Effect of awareness time interval for out-of-hospital cardiac arrest on outcomes: A nationwide observational study.Resuscitation 2019; 147:43-52R
Awareness of out-of-hospital cardiac arrest (OHCA) is critically important for bystanders to receive early instruction of dispatch-assisted cardiopulmonary resuscitation (DA-CPR) as well as to call for ambulance services. This study aimed to determine the association between awareness time interval and outcomes.
EMS-treated, witnessed, adult (≥18 years old) OCHAs with presumed cardiac etiology between 2012 and 2017 were analyzed, excluding patients with unknown awareness time factors and outcomes. The main exposure was awareness time interval (ATI), defined as the time from the witnessed event to calling for ambulance. Patients were categorized into five groups according to ATI: Group 1 (0-1 min), Group 2 (2-3 min), Group 3 (4-5 min), Group 4 (6-30 min) and Group 5 (31-60 min). The primary outcome was good neurological recovery defined as cerebral performance category 1 or 2 (good CPC). Multivariable logistic regression analysis was performed to calculate adjusted odds ratios (AORs) and 95% confidence intervals (CIs) for outcomes by ATI group (reference = Group 1) and by one-minute delay. We compared the effect size of ATI on outcomes across three witness groups (Layperson, Family, and Unknown).

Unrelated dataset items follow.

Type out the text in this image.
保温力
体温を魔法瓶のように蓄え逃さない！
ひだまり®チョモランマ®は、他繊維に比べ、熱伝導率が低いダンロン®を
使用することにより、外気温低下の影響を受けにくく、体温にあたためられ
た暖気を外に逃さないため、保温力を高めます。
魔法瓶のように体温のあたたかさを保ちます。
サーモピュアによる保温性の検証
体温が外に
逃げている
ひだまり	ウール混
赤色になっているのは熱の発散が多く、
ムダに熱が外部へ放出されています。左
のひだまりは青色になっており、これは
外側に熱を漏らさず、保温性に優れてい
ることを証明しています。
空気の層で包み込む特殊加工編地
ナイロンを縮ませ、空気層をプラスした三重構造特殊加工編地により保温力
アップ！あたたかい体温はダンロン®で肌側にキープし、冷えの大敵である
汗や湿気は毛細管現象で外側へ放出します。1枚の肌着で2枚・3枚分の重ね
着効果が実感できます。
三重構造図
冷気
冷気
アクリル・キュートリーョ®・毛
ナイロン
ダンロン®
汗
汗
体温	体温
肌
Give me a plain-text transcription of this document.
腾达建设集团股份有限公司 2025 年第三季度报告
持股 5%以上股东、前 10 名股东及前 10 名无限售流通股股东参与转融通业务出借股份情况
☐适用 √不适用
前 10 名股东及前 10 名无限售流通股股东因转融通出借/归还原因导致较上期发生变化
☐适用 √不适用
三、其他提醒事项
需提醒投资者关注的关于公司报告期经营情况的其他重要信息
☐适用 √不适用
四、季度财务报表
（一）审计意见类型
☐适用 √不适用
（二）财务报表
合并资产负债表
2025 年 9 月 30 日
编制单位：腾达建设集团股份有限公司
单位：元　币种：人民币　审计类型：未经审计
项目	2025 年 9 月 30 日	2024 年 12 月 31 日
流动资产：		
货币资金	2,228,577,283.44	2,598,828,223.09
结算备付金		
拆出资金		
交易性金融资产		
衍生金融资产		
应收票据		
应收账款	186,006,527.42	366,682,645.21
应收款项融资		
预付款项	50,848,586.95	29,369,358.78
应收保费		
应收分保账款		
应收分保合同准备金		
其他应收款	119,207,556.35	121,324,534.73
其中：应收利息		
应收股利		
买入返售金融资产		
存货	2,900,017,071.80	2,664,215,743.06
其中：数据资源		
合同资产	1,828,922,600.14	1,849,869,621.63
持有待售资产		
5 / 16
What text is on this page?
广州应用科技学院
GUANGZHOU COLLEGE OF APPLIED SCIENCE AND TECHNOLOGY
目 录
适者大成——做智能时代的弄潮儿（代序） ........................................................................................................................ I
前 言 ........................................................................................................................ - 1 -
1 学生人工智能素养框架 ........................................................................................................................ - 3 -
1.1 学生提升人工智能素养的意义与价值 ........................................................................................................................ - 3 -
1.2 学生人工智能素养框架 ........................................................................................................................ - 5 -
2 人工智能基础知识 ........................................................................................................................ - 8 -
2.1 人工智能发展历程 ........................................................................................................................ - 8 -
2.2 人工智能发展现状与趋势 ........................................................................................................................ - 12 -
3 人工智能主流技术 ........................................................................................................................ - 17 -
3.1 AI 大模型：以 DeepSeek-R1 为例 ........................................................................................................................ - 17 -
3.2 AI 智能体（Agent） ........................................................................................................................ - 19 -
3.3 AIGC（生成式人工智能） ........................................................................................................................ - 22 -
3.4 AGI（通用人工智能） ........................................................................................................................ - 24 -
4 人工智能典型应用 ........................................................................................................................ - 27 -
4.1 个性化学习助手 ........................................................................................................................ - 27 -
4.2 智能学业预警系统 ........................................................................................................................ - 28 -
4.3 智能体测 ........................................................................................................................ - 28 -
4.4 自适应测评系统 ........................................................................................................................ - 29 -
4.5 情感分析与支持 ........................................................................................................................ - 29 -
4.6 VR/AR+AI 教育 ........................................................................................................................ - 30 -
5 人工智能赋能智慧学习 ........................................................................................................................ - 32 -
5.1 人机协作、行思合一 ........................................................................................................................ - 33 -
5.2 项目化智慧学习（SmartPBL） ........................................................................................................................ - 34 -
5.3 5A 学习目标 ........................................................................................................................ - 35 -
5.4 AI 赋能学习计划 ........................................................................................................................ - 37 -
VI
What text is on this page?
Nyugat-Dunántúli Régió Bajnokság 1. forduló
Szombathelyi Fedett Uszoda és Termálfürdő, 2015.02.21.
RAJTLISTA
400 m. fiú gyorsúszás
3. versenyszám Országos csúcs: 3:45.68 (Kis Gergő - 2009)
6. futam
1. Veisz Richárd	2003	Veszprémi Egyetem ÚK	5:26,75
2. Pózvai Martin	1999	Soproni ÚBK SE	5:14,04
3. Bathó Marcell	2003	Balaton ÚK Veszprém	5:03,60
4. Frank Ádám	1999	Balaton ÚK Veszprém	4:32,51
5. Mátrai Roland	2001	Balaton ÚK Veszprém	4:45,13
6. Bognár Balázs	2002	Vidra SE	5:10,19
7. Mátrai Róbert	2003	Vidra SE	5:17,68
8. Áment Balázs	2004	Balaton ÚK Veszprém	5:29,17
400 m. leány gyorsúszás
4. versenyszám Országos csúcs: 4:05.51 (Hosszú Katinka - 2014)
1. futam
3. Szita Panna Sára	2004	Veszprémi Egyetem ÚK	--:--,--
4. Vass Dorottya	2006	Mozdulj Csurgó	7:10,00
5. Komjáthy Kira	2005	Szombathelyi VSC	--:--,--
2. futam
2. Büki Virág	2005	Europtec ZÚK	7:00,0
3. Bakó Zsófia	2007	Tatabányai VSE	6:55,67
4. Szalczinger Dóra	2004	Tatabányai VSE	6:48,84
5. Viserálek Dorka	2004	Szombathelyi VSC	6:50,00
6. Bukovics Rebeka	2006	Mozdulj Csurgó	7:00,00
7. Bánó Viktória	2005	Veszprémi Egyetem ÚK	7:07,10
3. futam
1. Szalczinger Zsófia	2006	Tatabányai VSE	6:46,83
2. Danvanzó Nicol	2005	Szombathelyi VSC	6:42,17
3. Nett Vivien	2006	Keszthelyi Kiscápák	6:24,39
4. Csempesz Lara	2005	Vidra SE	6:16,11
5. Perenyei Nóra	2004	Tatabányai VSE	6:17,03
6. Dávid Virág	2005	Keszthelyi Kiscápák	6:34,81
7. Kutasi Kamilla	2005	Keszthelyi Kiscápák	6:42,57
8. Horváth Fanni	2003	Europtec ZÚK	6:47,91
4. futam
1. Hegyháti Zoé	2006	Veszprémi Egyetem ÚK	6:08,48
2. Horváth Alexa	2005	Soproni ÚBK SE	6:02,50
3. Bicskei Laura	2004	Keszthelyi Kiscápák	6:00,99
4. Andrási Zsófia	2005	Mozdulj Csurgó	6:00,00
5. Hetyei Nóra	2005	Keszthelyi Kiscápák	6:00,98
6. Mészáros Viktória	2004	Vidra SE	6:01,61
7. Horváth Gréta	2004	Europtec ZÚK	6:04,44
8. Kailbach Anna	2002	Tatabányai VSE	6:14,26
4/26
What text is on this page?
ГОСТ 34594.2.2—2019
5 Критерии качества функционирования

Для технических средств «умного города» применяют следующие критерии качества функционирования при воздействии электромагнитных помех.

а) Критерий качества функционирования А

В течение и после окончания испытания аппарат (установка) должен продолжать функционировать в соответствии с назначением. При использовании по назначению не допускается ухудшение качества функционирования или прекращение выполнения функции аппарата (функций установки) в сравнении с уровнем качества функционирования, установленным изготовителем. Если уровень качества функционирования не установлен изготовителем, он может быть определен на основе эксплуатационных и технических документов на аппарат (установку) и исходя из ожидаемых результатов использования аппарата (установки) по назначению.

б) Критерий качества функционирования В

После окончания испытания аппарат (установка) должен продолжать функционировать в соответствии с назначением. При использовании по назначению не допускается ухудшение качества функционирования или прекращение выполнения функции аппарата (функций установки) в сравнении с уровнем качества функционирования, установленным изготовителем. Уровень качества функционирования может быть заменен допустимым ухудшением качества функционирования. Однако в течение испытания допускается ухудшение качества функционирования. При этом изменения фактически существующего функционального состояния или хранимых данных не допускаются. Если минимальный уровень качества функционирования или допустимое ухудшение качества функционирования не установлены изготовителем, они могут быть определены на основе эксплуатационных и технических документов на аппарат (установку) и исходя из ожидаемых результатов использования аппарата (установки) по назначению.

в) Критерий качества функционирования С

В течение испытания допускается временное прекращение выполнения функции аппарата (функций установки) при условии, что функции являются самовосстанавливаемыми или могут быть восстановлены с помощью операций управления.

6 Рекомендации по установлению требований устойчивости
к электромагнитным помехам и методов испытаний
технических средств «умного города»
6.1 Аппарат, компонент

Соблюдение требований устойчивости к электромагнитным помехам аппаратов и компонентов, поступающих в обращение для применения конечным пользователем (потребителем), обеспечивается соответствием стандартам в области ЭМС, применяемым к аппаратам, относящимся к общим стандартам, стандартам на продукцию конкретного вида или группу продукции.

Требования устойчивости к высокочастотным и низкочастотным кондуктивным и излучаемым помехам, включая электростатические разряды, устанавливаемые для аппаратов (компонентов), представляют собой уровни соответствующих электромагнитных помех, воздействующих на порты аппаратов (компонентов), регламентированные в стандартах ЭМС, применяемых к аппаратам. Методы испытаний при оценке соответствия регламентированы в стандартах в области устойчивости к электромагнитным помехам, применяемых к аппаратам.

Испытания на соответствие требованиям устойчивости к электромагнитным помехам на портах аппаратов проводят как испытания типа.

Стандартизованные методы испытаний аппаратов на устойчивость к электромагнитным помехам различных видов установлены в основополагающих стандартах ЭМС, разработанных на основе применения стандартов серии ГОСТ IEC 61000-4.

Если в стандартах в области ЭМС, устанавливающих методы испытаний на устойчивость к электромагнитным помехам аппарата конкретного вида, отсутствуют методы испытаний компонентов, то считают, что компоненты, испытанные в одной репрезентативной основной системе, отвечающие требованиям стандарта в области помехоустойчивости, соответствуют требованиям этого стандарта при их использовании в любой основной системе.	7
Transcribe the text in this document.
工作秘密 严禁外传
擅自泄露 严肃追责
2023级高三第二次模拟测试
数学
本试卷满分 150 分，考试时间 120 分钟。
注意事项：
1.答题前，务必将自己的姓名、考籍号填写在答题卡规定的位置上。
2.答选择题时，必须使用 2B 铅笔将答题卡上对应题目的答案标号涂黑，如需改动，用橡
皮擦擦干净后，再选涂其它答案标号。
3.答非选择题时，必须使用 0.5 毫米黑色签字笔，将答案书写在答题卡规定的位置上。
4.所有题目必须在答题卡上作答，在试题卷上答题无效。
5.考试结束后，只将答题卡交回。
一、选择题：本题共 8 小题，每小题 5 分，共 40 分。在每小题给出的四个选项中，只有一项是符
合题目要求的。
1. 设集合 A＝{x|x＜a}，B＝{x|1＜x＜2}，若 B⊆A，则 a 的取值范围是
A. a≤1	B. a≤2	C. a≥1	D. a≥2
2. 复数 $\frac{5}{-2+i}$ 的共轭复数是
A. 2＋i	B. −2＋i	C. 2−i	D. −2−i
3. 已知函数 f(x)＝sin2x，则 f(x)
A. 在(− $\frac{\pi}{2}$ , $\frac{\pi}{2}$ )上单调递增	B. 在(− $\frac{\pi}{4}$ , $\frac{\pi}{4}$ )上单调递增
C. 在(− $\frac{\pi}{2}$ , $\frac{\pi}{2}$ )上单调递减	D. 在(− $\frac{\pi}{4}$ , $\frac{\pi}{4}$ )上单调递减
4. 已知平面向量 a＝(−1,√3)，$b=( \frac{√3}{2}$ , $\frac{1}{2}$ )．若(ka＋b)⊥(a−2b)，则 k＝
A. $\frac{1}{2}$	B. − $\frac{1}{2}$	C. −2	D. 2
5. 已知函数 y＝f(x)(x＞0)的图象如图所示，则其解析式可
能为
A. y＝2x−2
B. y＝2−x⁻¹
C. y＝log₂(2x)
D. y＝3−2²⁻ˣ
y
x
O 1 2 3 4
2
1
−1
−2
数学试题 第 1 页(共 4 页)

A total of 36,809 OHCAs were analyzed. The AOR (95% CI) by one-minute ATI delay was 0.91 (0.90-0.92) for good CPC. The AORs (95% CIs) for outcomes compared with Group 1 were 0.98 (0.88-1.09) for Group 2, 0.64 (0.56-0.74) for Group 3, 0.30 (0.26-0.35) for Group 4, and 0.10 (0.05-0.20) for Group 5. In the Family bystander group, AORs (95% CIs) compared with Group 1 were significantly decreased by delay of ATI; 1.04 (0.88-1.11) for Group 2, 0.63 (0.81-0.83) for Group 3, and 0.31 (0.31-0.40) for Group 4 and 5. In Layperson-witnessed OHCAs, however, the AORs were significantly higher in the delayed awareness groups (Group 2 and Group 3).
A longer ATI in witnessed adult OHCAs was associated with poor neurological recovery. A one-minute delay in ATI was associated with a 9% decrease of good neurological recovery, and the effect was significantly increased in Family-witnessed OHCAs.